Тимур тоже разглядывает ее, и взгляд его похож на шкатулку с секретом – на поверхности одно, но сокрыто иное. Его хочется разгадать, додумать, как и прежде, когда между ними было совсем мало слов. Сабина не может определить, что видит в мерцании темных глаз. Быть может, это неприязнь? Или интерес?
– Знаешь, для чего он тебя привез? – голос его набирает силу, подбородок опускается ближе к груди, темные глаза сверлят ее из-под острого разлета бровей. Он не делает вид, что забыл ее, и говорит без церемоний, как со старой знакомой.
Уголки рта девушки чуть дрожат, складываются в дружелюбную улыбку, но так и норовят опуститься обратно:
– Потому что хочет, чтобы ты быстрее встал на ноги, полагаю, – их беседа напоминает фильм, включенный с середины, предназначенный тому, кто уже смотрел его однажды. Как будто время, проведенное в больнице, – взгляд во взгляд, случайное касание – случилось только что и еще не успело стереться из памяти.
На лице Тимура появляется ухмылка, быстро переходящая в смешок, сцеженный в сжатый кулак, поднесенный ко рту. Неприятное подозрение, что он просто забавляется над нею, овладевает Сабиной, и она плотнее сжимает губы. Впрочем, юноша вскоре серьезнеет и произносит уже без следа насмешки:
– Боюсь, это последнее, чего он хочет, – видя непонимание девушки, он чуть склоняет голову к плечу и поясняет со зловещей откровенностью. – Пока я остаюсь в этом кресле, ему легче меня контролировать. Хотя допускаю, что он руководствуется какими-то собственными представлениями о моем благе. Правда, это ничего не меняет. Для меня.

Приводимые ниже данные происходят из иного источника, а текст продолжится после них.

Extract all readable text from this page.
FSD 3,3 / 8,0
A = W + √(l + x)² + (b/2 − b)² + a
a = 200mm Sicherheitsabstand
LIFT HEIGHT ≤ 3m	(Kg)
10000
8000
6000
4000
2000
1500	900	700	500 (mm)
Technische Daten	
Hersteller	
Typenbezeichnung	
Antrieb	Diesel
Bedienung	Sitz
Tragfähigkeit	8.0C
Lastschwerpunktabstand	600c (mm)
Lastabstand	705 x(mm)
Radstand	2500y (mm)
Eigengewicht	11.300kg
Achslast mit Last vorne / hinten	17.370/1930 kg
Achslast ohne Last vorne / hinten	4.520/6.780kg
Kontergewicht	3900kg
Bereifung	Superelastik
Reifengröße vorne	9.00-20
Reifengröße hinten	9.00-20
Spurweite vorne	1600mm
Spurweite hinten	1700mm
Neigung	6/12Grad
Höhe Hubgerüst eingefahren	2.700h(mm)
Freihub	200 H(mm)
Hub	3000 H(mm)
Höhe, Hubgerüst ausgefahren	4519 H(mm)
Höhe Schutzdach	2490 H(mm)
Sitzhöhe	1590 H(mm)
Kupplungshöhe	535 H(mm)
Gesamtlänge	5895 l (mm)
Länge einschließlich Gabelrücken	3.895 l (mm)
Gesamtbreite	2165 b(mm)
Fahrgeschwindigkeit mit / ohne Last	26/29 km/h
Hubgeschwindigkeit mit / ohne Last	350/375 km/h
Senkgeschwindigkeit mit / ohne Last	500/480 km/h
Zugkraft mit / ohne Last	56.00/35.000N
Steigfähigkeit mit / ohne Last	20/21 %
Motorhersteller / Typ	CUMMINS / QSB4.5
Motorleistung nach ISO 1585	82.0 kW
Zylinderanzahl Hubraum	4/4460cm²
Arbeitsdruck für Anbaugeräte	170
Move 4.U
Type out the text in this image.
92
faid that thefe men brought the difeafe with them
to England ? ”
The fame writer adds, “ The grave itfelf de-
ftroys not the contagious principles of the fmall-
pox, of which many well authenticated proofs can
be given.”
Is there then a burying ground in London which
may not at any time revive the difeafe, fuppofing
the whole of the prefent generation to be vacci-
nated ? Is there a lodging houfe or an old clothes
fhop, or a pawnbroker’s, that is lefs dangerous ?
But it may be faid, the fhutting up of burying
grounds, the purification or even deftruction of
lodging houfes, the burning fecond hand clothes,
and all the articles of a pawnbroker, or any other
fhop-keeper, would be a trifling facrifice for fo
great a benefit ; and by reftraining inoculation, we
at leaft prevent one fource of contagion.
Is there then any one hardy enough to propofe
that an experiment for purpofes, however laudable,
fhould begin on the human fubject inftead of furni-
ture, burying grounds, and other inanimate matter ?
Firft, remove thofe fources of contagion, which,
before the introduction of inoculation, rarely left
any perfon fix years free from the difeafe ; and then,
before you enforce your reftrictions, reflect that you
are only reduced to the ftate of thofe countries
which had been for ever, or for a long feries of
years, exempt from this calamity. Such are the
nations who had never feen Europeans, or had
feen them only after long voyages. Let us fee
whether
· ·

Теперь ей приходится напрячь слух, чтобы разобрать его слова, тонкие и слабые, как натянувшаяся до предела нить. Кажется, еще немного – и напряжение лопнет, разорвется в расползающемся волокне.
– Тогда для чего, по-твоему, я здесь? – она не может уловить значения его ответа, оттого ощущение сюрреальности не отпускает Сабину. Может ли быть так, что она не очнулась от своего кошмара в автобусе, а так и продолжает видеть причудливый сон?
Парень подпирает подбородок рукой, сложенной на подлокотник кресла, и скашивает взгляд в сторону, прислушиваясь к чему-то. Его губы вновь искажает недобрая усмешка, и он отвечает, но будто обращаясь к кому-то еще:
– Отец думает, ты будешь крючком для меня, за который он будет дергать, заставляя подчиняться. Но может, все повернется иначе – ты станешь крючком для него, и дергать за него смогу уже я, – под конец его голос снова полон злого веселья.
– Тимур, – в проходе появляется Чиркен. Кажется, слова юноши были предназначены его отцу, а не ей.
В тоне мужчины слышится предупреждение, он встает позади коляски сына и кладет обе ладони на ручки сопровождающего. Парень наклоняет голову вперед, что-то тихо и раздосадованно ему говорит, потом разворачивается на кресле, ничуть не заботясь о том, что может задеть отца, и скрывается в коридоре. Посторонившийся, чтобы пропустить его, Чиркен возвращается в комнату и подходит к Сабине с извиняющейся улыбкой. Собак нигде не видно.
– Не воспринимайте его слова всерьез, он может вести себя вздорно временами. Хоть вы и почти ровесники, сын порой совсем как подросток.
– Все в порядке, – девушка хоть и отвечает вежливо, на мужчину не смотрит. Речь юноши была скомканной и на первый взгляд бессвязной, как если бы кто-то смял лист бумаги с нанесенным на него рисунком, извращая все значение изначально правильных и ясных линий. Сабина не поняла ничего из того, о чем он говорил, и либо она чего-то не знала, либо… При психических расстройствах мышление часто оказывается повреждено. Реплики Тимура, лишенные очевидного ей смысла, вполне вписывались в эту догадку. Чиркен ведь упоминал о психической болезни его матери.